Much of the evidence on how to prevent hospital-acquired conditions was developed and tested by AHRQ.
For example, one of the tools used most frequently by hospitals is AHRQ’s Comprehensive Unit-based Safety Program (CUSP), which is a proven method that combines improvement in safety culture, teamwork and communications with evidence-based practices to prevent harm and make the care patients receive safer.
AHRQ has worked hand-in-hand with frontline clinicians to help them use CUSP in a series of nationwide projects that have been highly effective in preventing healthcare-associated infections.
“AHRQ has been building a foundation of patient safety research for the last decade and a half at the request of Congress,” said AHRQ director Andy Bindman, M.D.

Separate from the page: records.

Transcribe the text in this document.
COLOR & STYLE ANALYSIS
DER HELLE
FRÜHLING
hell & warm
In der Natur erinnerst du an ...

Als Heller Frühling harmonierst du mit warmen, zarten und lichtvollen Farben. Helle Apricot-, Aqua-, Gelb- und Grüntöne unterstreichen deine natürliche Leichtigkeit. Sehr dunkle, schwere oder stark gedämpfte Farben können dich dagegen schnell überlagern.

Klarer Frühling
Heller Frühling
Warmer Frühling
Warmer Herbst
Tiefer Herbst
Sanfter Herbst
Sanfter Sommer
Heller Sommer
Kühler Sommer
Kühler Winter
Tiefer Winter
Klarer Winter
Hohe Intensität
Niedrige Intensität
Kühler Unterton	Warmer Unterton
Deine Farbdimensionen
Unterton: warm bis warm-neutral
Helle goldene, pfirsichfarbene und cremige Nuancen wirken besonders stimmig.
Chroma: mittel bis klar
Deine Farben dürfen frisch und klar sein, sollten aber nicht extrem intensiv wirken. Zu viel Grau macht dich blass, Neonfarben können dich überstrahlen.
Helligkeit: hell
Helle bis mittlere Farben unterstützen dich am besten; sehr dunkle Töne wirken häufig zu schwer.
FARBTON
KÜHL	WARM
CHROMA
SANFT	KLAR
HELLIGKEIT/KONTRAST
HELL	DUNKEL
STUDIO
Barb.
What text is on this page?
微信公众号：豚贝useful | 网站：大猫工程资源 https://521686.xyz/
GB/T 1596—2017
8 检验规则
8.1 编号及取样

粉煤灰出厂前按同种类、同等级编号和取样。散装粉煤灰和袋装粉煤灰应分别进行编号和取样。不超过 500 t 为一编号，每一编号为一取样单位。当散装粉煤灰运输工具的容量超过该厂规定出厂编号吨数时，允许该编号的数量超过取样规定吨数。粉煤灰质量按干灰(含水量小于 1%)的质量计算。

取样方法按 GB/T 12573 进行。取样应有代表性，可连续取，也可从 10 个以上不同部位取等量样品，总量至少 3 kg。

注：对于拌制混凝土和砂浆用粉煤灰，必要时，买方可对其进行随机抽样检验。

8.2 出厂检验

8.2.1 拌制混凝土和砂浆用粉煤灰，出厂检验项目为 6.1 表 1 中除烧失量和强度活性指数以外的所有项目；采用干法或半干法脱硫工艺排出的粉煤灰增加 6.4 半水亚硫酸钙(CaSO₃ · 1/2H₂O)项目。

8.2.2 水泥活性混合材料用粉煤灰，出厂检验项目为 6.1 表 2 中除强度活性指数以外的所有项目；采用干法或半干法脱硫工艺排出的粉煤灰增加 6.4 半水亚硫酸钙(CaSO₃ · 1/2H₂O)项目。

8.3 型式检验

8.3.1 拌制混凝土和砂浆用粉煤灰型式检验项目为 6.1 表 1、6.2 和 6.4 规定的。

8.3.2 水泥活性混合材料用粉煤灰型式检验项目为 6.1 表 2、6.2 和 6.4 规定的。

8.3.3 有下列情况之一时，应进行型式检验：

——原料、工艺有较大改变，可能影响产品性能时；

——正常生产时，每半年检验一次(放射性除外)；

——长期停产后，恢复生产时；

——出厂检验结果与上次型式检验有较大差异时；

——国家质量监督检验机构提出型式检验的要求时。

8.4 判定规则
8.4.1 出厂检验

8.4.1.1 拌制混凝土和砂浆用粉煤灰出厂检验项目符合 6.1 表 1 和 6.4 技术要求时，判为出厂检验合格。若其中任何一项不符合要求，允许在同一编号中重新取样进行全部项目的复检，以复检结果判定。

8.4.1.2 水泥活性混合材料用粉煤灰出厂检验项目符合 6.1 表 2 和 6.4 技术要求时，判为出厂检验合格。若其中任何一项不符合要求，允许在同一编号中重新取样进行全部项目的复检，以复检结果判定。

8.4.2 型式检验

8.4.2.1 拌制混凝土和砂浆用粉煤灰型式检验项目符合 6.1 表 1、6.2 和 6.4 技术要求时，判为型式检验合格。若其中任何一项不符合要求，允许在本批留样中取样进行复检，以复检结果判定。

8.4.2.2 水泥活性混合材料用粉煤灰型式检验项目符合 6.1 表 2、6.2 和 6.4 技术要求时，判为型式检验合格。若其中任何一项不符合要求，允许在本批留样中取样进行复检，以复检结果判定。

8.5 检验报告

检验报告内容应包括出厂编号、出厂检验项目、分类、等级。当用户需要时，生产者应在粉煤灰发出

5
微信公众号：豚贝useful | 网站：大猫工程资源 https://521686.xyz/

“Now we’re seeing these investments continue to pay off in terms of lives saved, harm avoided, and safer care delivery overall. We’re gratified by the progress, and we look forward to building on this work to help make patient care even safer as the work continues.”
AHRQ works with its HHS colleagues, researchers, doctors, nurses, other health care professionals, and health care teams across the country to create new knowledge about how to improve care and make it safer, in areas such as preventing healthcare-associated infections, combating antibiotic resistance, and reducing diagnostic error.
As part of that work, AHRQ has developed a variety of methods, tools, and resources to help hospitals and other providers prevent hospital-acquired conditions, such as infections, pressure ulcers, and falls.
AHRQ also developed the measurement strategy for the National Scorecard as part of the Partnership for Patients initiative. Researchers at AHRQ used national data systems to analyze the incidence of 28 avoidable hospital-acquired conditions that occurred from 2010 to the first three quarters of 2015 and compared them to baseline estimates of deaths and excess health care costs for 2010.
HHS is committed to working with partners to capitalize on this success in improving patient safety and reducing health care costs while providing the best, safest possible care to patients.
Editor’s note: Data for this report are collected on a rolling basis. This report is considered interim because data for the last quarter of 2015 will be added in coming months. Overall findings are not expected to change significantly after additional data are added.